If a study presents adjusted and unadjusted treatment effect measures, the review will report the adjusted measures. If only unadjusted treatment effect measures are provided, but measures for between-group differences in covariates at baseline and/or potential confounders are also reported, then we will adjust the treatment effect measure for these variables. However, if the required information for adjustment of treatment effect estimates is not provided, we will request from the principal study author by email or phone an adjusted treatment effect estimate. If we are only able to obtain unadjusted treatment effect measures, we will report and use these measures, with the appropriate caveats.
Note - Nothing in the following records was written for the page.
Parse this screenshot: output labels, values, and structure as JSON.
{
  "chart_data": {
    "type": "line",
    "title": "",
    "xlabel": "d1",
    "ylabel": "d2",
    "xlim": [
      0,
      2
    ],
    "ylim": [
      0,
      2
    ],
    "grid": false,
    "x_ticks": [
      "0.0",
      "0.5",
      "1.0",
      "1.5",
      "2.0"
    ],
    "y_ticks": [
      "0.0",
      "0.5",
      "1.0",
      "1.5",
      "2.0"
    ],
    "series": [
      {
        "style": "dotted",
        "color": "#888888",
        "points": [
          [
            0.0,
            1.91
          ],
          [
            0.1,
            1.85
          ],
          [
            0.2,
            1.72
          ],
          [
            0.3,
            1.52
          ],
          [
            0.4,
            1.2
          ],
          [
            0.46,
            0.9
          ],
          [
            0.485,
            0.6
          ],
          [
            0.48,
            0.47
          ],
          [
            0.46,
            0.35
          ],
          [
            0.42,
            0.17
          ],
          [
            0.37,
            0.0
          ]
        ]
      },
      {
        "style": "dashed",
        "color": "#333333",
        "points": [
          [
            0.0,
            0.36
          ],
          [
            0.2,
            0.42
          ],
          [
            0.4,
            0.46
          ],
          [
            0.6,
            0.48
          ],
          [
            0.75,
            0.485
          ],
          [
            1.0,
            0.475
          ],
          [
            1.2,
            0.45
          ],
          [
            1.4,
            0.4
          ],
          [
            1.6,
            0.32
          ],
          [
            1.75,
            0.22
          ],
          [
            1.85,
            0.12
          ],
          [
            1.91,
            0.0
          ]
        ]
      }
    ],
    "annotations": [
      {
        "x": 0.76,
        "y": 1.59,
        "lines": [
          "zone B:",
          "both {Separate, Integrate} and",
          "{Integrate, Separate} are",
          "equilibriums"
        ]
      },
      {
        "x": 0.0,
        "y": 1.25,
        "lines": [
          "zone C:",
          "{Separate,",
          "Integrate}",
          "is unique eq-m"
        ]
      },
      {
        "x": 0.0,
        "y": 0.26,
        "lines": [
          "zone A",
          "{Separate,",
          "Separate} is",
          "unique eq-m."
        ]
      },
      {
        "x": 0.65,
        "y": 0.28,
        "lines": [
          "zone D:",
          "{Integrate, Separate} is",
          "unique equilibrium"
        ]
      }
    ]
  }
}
Intention-to-treat treatment effect measures will be prioritised over other treatment effect measures. If feasible, 95 % confidence intervals will be provided for each treatment effect measures.

Discussion

The recent Ebola outbreak is an unprecedented public health risk with a high mortality rate and no approved targeted treatment to date. Repurposed therapeutic agents represent a valid approach to finding a treatment for EVD, and they offer significant advantages in terms of saving time and financial resources. However, additional scientific evidence on their efficacy is essential to justify their use in the treatment of EVD.

This systematic review will give an overview of the existing data on repurposed therapeutic agents targeting Ebola. It will assess the current level of scientific evidence for candidate therapeutic agents from the drug screening stage to the clinical trial stage and will outline the strengths and limitations of identified evidence. Furthermore, this review will help expose areas for potential research on repurposed drugs for the treatment of EVD, hence guiding future investigations in this field. The limitations and strengths of this review will be discussed, and results from other relevant systematic reviews will be compared to the results of this review.